Bir Afrika atasözü der ki; Rüzgar, güçlü kökleri olan ağacı deviremez.
Bu söz;
Hayatta sağlam temellere sahip olan,
İçsel gücünü geliştirmiş insanların sarsılsalar da yıkılmayacaklarını anlatır...
Dış etkenler ne kadar sert olursa olsun, kökler güçlüyse ayakta kalmak mümkündür der...
Sevgili okur,
Hayatın getirdiği zorluklar karşısında duygusal dayanıklılığımızı geliştirmek, ruhsal sağlığımız için hayati bir ihtiyacımızdır...
Bu süreçte en önemli adım, kendi iç kaynaklarımızı fark etmek ve onları geliştirmektir.
Peki, bu nasıl mümkün olabilir?
İşte duygusal dayanıklılığımızı artırmak için uygulanabilir bazı adımları 3 maddeyle özetlemeye çalıştık...
1- İÇSEL GÜÇ KAYNAKLARIMIZI KEŞFETMEK
Hayatta her birimizin içinde bir yerlerde saklı duran güçler vardır:
Bu değerlerimiz bazen görünmez olur ama zorluklar karşısında kendisini yeniden hatırlatabilir bizlere...
Örnek:
Bir anne düşünelim; ağır ekonomik zorluklar yaşarken çocuklarının sevgisiyle ayakta duruyor...
Bir öğrenci düşünelim; başarısız olduğu sınavdan sonra yine de pes etmeyip “Ben bunu yapabilirim.” diyerek tekrar deneyebiliyor...
Bu iç ses, işte bizim içsel gücümüzdür...
Onu fark etmek, sık sık kendimize şu soruyu sormakla başlar:
“Şu anda beni ayakta tutan şey ne?”
2 - ANLAM ARAYIŞI
Bu hayatın zorlukları karşısında duyduğumuz anlam arayışı, bizdeki yaşam motivasyonunu artırabilir...
Özellikle kriz dönemlerimizde tüm yaşananların bir anlamı olduğunu düşünmek ve derinlikli bağlar kurabilmek, duygusal dayanıklılığımızı güçlendirir...
Yaşadığımız zorlukların anlamsız olduğunu düşündüğümüzde ise kendimizi boşlukta hissederiz...
Hâlbuki o zorluklar bizi büyüten birer öğretmen olabilir...
Örnek:
Bir hastalık geçirdiğimizde, sağlıklıyken kıymetini bilemediğimiz bazı şeylerin kıymetini o hastalık bize daha iyi öğretmiş olabilir...
Acılarımız boşuna değildir.
Bazen içimizdeki cevheri ortaya çıkarmak için vardır...
Kendimize şu soruyu sormayı deneyelim:
“Bu yaşadığım şey bana ne öğretiyor olabilir?”
3 - ŞEFKAT VE ANLAYIŞ
Zor zamanlarımızda en çok ihtiyaç duyduğumuz şey, anlaşılmak ve yargılanmadan kabul edilmektir...
Bunu önce kendimize göstermeliyiz.
Kusurlarımıza, eksikliklerimize rağmen kendimize iyi davranmak ruhumuza şifa verecektir...
Örnek:
Bir hata yaptığımızda kendimize “Ben zaten böyleyim.” demek yerine;
“İnsanım, hata yapabilirim.

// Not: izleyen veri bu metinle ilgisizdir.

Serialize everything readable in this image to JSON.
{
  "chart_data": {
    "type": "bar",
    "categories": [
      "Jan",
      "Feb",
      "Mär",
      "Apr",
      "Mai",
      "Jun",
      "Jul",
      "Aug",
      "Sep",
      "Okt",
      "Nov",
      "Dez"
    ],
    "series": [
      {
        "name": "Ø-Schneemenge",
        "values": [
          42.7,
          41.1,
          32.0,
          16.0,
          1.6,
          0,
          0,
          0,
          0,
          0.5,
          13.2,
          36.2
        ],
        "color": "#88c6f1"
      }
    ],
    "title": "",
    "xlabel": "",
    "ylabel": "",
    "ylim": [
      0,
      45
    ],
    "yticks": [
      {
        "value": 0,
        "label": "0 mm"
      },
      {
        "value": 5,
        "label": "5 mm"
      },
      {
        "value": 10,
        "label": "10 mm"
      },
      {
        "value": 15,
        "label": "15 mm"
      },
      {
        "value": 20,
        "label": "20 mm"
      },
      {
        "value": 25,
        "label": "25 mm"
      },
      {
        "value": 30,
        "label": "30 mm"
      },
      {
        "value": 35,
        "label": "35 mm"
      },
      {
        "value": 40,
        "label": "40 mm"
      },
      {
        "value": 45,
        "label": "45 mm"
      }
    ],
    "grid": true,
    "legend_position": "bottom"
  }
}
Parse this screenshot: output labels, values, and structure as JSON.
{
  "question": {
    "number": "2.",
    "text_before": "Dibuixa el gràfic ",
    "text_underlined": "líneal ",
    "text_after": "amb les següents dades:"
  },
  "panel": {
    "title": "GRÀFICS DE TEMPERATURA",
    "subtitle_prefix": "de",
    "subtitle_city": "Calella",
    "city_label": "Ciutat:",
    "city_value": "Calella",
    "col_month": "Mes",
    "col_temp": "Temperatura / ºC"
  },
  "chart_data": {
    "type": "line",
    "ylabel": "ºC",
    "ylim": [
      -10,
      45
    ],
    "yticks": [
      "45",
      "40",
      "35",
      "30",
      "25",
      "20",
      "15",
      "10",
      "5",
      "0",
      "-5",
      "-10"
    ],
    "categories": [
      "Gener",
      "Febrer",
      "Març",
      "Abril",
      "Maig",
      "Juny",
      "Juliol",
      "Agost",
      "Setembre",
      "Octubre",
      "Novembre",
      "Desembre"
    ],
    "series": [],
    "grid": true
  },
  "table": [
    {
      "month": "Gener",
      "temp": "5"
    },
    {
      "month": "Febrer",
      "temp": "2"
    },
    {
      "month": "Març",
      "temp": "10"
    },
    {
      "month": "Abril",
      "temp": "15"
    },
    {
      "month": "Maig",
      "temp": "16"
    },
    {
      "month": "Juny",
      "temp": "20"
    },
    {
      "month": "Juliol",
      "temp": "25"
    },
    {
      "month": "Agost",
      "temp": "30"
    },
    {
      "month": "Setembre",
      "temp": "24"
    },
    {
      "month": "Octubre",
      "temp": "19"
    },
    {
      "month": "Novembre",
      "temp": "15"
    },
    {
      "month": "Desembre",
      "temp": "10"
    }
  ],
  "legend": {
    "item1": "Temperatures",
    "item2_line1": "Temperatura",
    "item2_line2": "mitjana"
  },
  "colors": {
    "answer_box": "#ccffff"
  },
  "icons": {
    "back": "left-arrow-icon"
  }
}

Bundan ne öğrenebilirim?” diyebilmek...
Ya da çok yoğun ve yorgun bir günün ardından “Bugün yeterince gayret ettim.” diyerek kendimize şefkatle, nazik davranabilmek...
İşte bu aynı şefkati başkalarına da uzattığımızda, ilişkilerimizde de yumuşama olacaktır...
Sonuç olarak sevgili okur;
Duygusal dayanıklılığımız bir gecede geliştirebileceğimiz bir özelliğimiz değil, hayatımızın her alanında sabırla, farkındalıkla ve içten bir gayretle geliştirmemiz gereken bir yanımızdır...
Lütfen bu konuda kendimize biraz zaman tanıyalım.
Çünkü yaşam yolculuğumuzun tamamı kıymetlidir...
Unutmayalım:
Her zorluk, aynı zamanda bize verilen bir gelişme fırsatıdır...
Yeter ki bakmayı, keşfetmeyi ve içimizdeki gücü hatırlamayı bilelim...
(Bu konunun izini biraz daha derinleştirmek isterseniz, merhum Doğan Cüceloğlu’nun İnsanı Ararken adlı kitabı size yoldaş olabilir.)